We established a field experiment with potted silver birch (Betula pendula Roth) growing either alone or in identical plots with R. tomentosum as neighbours, that is, exposed to airborne volatiles but isolated below ground. We first tested whether the semi-volatile sesquiterpenoids or other volatiles released from R. tomentosum were adhered to and subsequently re-released from B. pendula leaves. Ecologically, this would mean a change in the volatile profile experienced by herbivores attacking B. pendula when it coexists with R. tomentosum. Additionally, we collected volatiles in a natural peatland ecosystem, where downy birch (Betula pubescens Ehrh.) and R. tomentosum coexisted.
Betula species host numerous herbivores from different feeding guilds (Koponen, 1983; Atkinson, 1992). To test for associational resistance in B. pendula neighbouring R. tomentosum, we screened for the attractiveness of R. tomentosum-neighbouring birch leaves to three species of generalist herbivores, the green leaf weevil Polydrusus flavipes Degeer (Coleoptera: Curculionidae), the autumnal moth Epirrita autumnata (Borkhausen) (Lepidoptera: Geometridae) and the birch aphid Euceraphis betulae Koch. (Homoptera: Aphididae). E. autumnata larvae are major pests of birch trees in boreal and subarctic ecosystems and may appear in extensive outbreaks that can result in total destruction of birch foliage (Haukioja et al., 1988). Leaf weevils can be a serious problem for birch forest plantations. In the field experiment, we also screened for season-long natural abundance of other herbivores in R. tomentosum associated and control B. pendula plots.
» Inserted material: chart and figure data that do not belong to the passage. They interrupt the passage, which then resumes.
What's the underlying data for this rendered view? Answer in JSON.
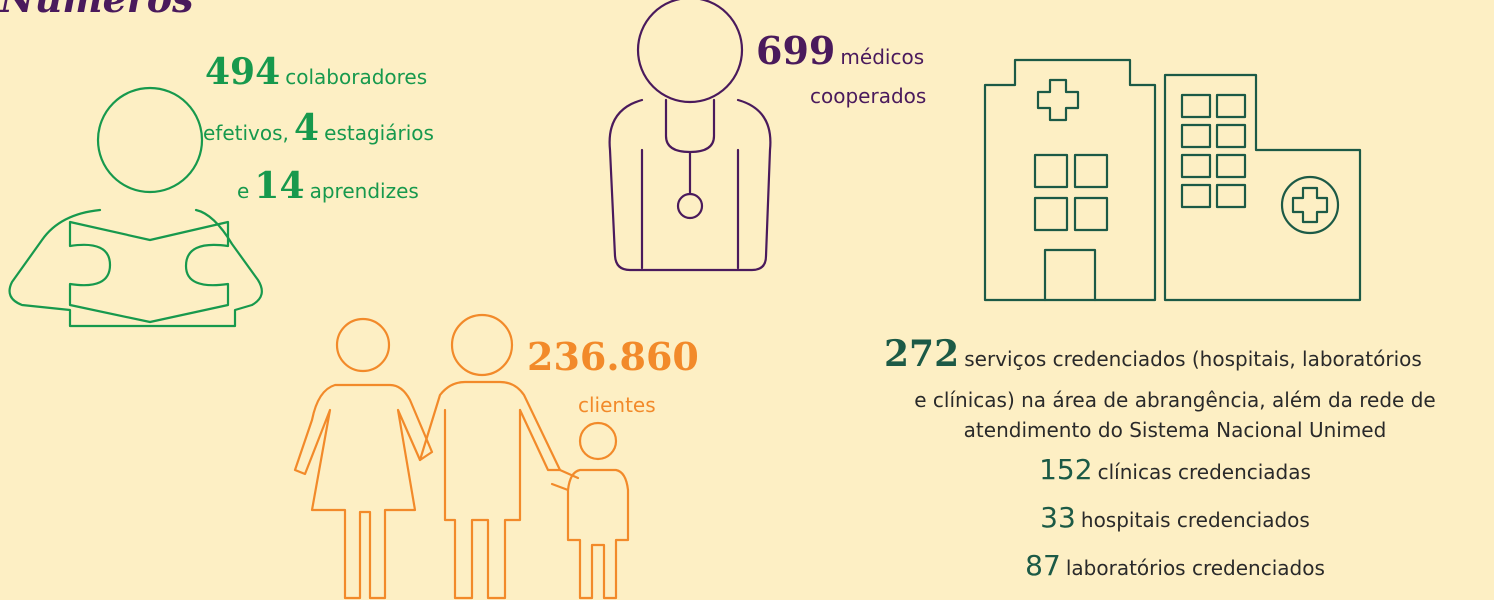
{
  "title": "Números",
  "collaborators": {
    "count": "494",
    "label": "colaboradores",
    "line2_prefix": "efetivos,",
    "interns": "4",
    "interns_label": "estagiários",
    "line3_prefix": "e",
    "apprentices": "14",
    "apprentices_label": "aprendizes"
  },
  "doctors": {
    "count": "699",
    "label": "médicos",
    "label2": "cooperados"
  },
  "clients": {
    "count": "236.860",
    "label": "clientes"
  },
  "services": {
    "count": "272",
    "lines": [
      "serviços credenciados (hospitais, laboratórios",
      "e clínicas) na área de abrangência, além da rede de",
      "atendimento do Sistema Nacional Unimed"
    ],
    "items": [
      {
        "count": "152",
        "label": "clínicas credenciadas"
      },
      {
        "count": "33",
        "label": "hospitais credenciados"
      },
      {
        "count": "87",
        "label": "laboratórios credenciados"
      }
    ]
  }
}
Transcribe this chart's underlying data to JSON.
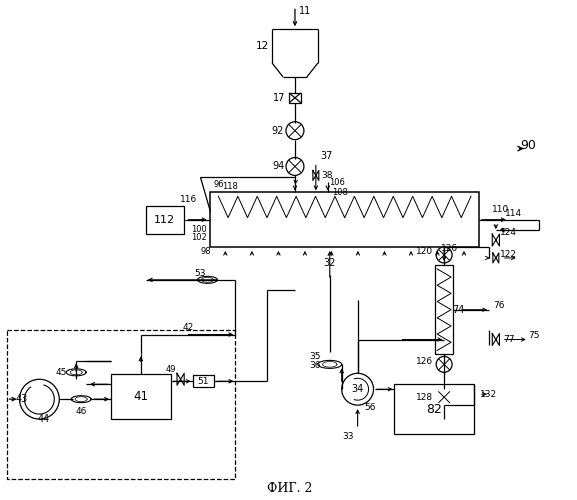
{
  "title": "ФИГ. 2",
  "bg_color": "#ffffff",
  "fig_width": 5.77,
  "fig_height": 5.0
}
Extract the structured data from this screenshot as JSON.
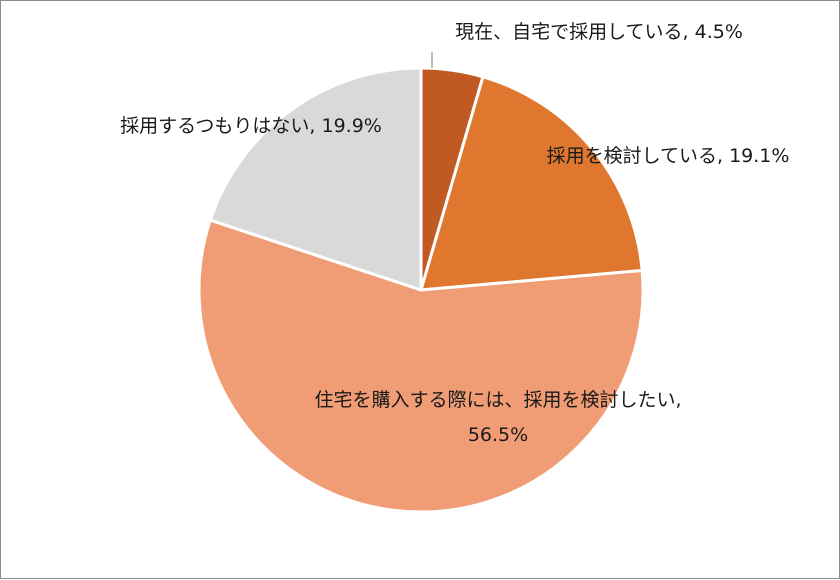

We report passive adsorption and re-release of specific R. tomentosum-emitted volatiles by birch leaves in field and laboratory experiments, as well as in observations in a natural habitat. Our results show a volatile-mediated ecologically meaningful plant–tree interaction, which might benefit the receiver without its own input contribution. Associational resistance in Betula spp. through coexistence with R. tomentosum is suggested based on certain herbivore-repellent effects observed for R. tomentosum and R. tomentosum volatile-exposed birches.